Abysmal Existing Home Sales Fuels Talk of Double Dip
A report from the National Association of Realtors Tuesday showed existing home sales in July plummeted a whopping 27 percent from June, while unsold inventory rose by an even bigger 40 percent to its highest level in more than a decade. The annual rate of sales for the month is the lowest it’s been in 15 years. A spokesman for the NAR secribed the housing market’s horrible mid-summer performance, which affected all four regions of the US, as a pause. Analysts had predicted a drop-off, in response to the expiration of homebuyer tax credits; but their average prediction of a 14 percent drop fell way short of the news delivered Tuesday. In addition to analysts predictions, a drop in sales was also expected because of a drop of 30 percent in May in pending home sales. That was created by the April 30th deadline for buyers to qualify for federal tax credits.

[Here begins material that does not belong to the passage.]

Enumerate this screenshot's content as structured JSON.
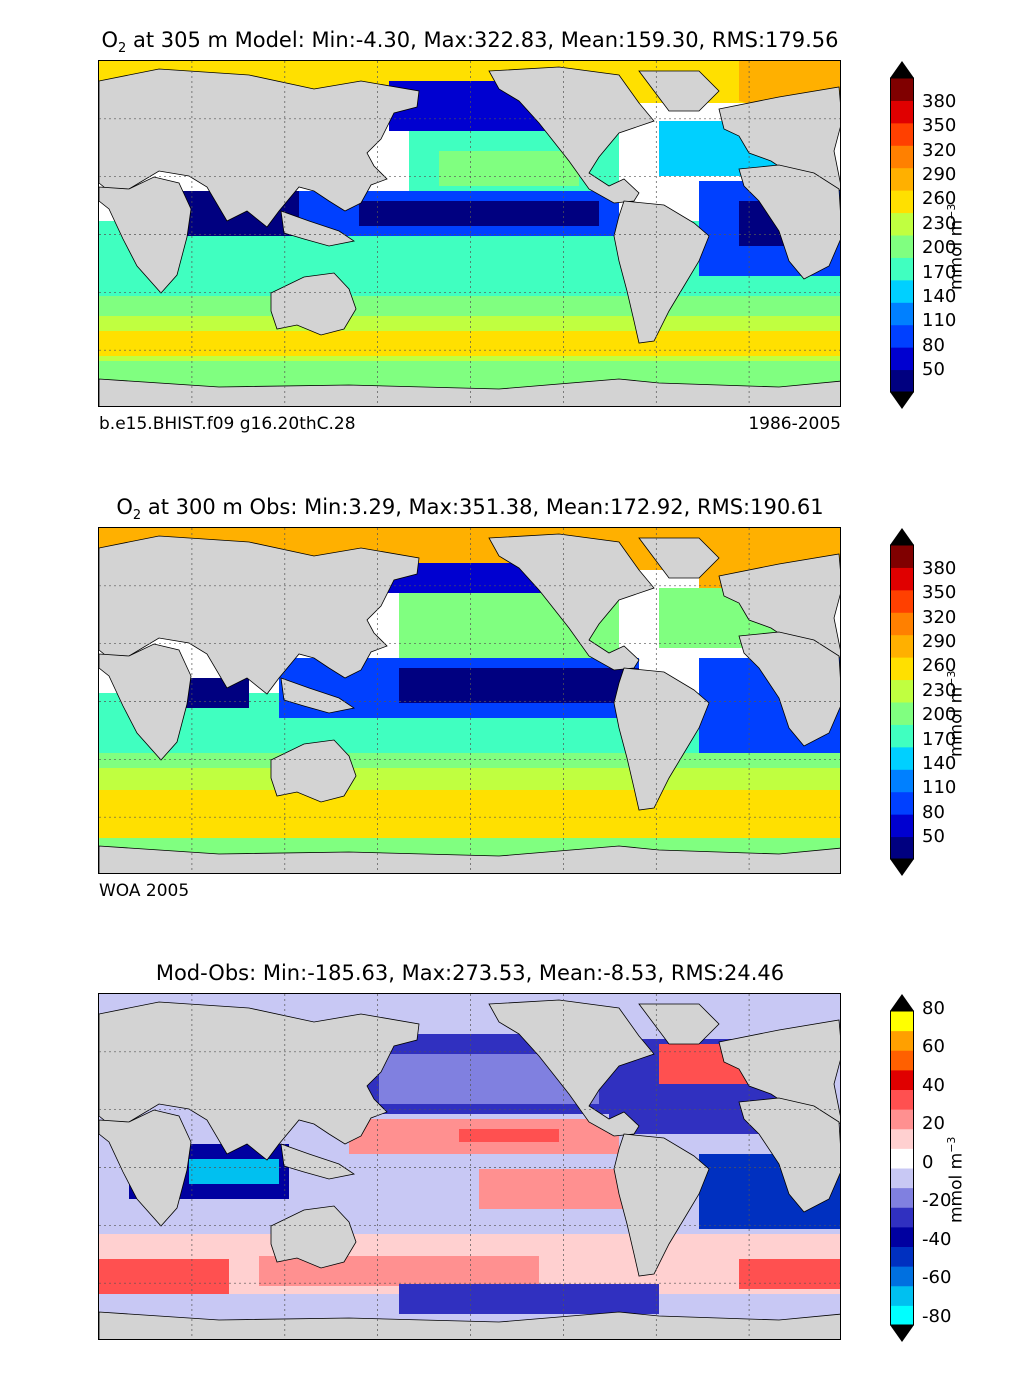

Analysts claim that with all the data that has come in, it is becoming apparent that the federal tax credits for homebuyers accomplished nothing more than prompting buyers who would’ve eventually bought a home anyway to buy sooner. Critics have called the program just another example of the government wating tax dollars on ineffective stimulus programs.

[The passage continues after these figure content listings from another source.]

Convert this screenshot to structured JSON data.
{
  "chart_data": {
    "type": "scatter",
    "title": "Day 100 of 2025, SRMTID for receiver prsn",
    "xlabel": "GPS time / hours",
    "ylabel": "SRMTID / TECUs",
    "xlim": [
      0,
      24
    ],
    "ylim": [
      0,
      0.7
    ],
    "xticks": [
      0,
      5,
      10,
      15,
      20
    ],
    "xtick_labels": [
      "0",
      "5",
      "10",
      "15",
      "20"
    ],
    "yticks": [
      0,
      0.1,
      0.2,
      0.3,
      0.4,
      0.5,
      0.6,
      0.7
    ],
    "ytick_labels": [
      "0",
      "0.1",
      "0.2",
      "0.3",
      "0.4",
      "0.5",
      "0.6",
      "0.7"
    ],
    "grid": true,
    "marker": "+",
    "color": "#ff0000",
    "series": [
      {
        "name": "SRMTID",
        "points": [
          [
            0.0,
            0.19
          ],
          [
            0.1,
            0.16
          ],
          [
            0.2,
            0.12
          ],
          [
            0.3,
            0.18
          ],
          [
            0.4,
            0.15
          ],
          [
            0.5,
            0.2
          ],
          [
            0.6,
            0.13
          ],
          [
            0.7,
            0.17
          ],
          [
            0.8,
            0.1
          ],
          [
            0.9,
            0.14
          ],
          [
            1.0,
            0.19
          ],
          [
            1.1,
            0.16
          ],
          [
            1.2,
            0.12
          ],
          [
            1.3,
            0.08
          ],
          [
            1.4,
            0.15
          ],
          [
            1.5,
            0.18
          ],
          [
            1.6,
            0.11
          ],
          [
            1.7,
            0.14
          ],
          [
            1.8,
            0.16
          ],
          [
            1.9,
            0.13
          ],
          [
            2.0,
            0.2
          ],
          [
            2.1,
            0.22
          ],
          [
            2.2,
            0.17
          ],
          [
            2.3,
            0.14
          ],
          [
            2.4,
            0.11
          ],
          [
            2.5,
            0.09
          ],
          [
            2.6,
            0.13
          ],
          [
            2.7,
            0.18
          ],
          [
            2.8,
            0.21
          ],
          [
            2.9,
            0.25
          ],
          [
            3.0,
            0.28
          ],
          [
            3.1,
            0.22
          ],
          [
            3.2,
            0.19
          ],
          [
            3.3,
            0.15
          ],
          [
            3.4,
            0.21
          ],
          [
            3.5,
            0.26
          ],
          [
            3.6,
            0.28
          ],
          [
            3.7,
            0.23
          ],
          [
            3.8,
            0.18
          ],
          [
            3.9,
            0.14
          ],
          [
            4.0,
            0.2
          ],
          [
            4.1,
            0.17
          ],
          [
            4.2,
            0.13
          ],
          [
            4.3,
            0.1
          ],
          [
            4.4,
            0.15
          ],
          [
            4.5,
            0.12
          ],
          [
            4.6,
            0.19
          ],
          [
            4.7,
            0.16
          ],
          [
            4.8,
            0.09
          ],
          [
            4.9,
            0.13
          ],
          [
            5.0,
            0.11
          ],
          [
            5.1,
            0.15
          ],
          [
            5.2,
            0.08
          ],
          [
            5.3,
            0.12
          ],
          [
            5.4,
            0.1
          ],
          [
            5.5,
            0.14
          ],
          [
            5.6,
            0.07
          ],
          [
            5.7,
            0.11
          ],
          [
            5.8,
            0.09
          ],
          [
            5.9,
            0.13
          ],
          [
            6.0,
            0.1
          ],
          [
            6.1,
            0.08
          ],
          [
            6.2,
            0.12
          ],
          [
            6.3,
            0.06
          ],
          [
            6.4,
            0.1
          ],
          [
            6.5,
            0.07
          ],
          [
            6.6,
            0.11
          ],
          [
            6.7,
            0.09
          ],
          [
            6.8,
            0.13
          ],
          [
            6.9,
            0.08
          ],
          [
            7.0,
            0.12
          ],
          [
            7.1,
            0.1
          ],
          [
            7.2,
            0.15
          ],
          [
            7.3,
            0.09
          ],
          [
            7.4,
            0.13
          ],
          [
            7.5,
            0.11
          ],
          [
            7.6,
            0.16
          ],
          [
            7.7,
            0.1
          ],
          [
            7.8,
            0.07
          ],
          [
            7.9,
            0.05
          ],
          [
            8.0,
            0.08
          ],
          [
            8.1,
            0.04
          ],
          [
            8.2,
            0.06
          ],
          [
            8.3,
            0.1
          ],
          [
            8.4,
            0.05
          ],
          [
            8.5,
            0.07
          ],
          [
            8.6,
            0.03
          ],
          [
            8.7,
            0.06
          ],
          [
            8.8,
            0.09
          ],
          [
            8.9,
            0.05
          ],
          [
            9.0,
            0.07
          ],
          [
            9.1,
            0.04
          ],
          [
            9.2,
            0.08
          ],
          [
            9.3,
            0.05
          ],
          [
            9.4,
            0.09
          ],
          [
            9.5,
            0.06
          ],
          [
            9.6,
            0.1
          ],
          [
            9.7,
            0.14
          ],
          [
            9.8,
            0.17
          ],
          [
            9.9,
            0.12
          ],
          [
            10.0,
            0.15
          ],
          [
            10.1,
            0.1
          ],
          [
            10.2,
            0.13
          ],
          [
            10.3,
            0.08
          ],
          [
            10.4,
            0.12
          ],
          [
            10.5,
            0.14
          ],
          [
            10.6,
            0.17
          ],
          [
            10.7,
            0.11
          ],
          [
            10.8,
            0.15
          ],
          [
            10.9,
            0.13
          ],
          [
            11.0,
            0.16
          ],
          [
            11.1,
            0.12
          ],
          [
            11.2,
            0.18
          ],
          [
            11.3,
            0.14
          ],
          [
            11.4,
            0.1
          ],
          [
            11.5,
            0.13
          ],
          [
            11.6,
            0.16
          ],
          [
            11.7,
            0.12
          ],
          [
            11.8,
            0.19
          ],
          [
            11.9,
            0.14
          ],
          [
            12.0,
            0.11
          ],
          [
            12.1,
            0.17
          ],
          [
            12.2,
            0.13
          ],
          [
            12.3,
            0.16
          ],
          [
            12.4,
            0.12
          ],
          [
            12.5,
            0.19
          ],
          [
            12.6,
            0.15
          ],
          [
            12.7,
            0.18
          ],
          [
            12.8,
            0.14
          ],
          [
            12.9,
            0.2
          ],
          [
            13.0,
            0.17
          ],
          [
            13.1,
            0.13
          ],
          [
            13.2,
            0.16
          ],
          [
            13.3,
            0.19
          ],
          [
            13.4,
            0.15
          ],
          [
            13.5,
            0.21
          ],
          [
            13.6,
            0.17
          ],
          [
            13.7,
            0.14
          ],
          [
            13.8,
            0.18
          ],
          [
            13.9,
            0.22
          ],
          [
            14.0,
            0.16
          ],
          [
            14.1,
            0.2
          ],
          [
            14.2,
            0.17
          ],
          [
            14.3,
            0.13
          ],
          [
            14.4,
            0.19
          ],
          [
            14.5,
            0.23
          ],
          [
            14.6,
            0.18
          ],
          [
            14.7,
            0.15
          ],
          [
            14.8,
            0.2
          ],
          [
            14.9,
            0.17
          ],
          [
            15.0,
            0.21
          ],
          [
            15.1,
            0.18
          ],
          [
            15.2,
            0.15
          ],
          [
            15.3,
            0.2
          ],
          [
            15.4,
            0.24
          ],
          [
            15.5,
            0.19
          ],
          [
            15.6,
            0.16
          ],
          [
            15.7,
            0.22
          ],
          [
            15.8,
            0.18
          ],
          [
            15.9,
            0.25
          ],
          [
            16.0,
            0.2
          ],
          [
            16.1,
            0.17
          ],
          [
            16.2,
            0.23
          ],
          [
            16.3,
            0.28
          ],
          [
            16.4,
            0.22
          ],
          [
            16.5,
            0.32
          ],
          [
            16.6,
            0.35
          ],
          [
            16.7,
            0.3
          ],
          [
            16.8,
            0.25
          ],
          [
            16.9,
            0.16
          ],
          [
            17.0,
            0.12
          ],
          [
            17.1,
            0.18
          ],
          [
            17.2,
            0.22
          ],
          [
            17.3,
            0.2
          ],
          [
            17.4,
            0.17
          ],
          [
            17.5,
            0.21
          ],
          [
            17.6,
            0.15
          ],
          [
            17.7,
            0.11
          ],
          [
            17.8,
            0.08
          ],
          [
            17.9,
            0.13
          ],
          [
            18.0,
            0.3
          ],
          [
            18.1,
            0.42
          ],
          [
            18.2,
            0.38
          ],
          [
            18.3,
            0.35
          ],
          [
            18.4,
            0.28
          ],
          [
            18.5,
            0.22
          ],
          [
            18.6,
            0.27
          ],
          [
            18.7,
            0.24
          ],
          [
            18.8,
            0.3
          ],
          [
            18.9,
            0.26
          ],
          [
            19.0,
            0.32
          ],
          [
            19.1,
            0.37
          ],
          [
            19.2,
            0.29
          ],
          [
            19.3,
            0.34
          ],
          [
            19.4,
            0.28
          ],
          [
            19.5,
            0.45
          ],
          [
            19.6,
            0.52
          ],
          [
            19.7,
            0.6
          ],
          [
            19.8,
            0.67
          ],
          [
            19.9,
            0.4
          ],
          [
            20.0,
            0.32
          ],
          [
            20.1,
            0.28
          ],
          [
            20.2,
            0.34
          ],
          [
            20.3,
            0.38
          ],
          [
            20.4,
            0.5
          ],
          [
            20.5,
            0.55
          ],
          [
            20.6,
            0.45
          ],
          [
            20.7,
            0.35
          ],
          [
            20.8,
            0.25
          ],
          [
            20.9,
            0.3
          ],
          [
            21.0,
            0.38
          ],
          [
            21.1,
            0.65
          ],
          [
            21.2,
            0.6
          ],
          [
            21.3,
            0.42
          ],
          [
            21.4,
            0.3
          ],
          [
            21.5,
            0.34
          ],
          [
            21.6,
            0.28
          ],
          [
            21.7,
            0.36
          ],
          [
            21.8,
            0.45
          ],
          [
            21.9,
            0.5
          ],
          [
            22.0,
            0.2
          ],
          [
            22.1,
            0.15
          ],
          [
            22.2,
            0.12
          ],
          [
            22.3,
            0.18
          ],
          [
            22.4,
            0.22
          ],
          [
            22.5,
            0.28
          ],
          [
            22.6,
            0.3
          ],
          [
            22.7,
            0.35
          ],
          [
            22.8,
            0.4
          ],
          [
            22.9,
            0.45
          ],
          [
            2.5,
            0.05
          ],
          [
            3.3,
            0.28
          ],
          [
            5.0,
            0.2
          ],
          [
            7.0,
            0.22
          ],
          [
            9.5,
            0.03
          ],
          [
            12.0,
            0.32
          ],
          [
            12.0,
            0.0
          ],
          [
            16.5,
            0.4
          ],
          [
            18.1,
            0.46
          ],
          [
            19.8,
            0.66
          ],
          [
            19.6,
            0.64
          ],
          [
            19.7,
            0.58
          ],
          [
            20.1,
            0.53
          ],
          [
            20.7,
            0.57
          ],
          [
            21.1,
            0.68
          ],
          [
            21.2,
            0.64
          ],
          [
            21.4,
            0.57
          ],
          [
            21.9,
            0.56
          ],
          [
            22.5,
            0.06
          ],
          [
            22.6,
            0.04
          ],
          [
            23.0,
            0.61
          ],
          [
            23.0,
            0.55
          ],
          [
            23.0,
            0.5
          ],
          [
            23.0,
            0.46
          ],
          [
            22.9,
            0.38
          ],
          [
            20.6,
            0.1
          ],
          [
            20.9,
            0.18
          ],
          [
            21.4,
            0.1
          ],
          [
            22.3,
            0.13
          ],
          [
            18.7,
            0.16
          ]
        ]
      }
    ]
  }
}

The most startling part of the July existing home sales report is that the numbers are more bleak than anything experienced during the Great Recession, when the US economy was declining by more than 6 percent per year. The lowest annual rate of sales during that time was about 4.5 million, significantly higher than the 3.8 million annual rate reached in July. Also, the monthly drop in June affected all four regions of the country, dropping 35 percent in the Midwest, 30 percent in the Northeast, 25 percent in the West, and 23 percent in the South. Unsold inventory, meanwhile, soared from an 8.9 month supply in June to a staggering 12.5 month supply. Compared to last year, sales were down 26 percent. Surprisingly, in spite of an overwhelming decrease in demand, the national average median price for homes actually rose slightly to $182,500.
Pessimistic housing analysts are using the bleak existing home sales as evidence of several of their mantras. They believe the housing sector has not yet hit bottom and that time may be further away than most people think. They are also claiming that with existing home sales below Great Recession levels, we have either already entered or are about to enter another recession. And critics of government stimulus programs say the data proves that the programs have not helped and the situation is not any better because of them.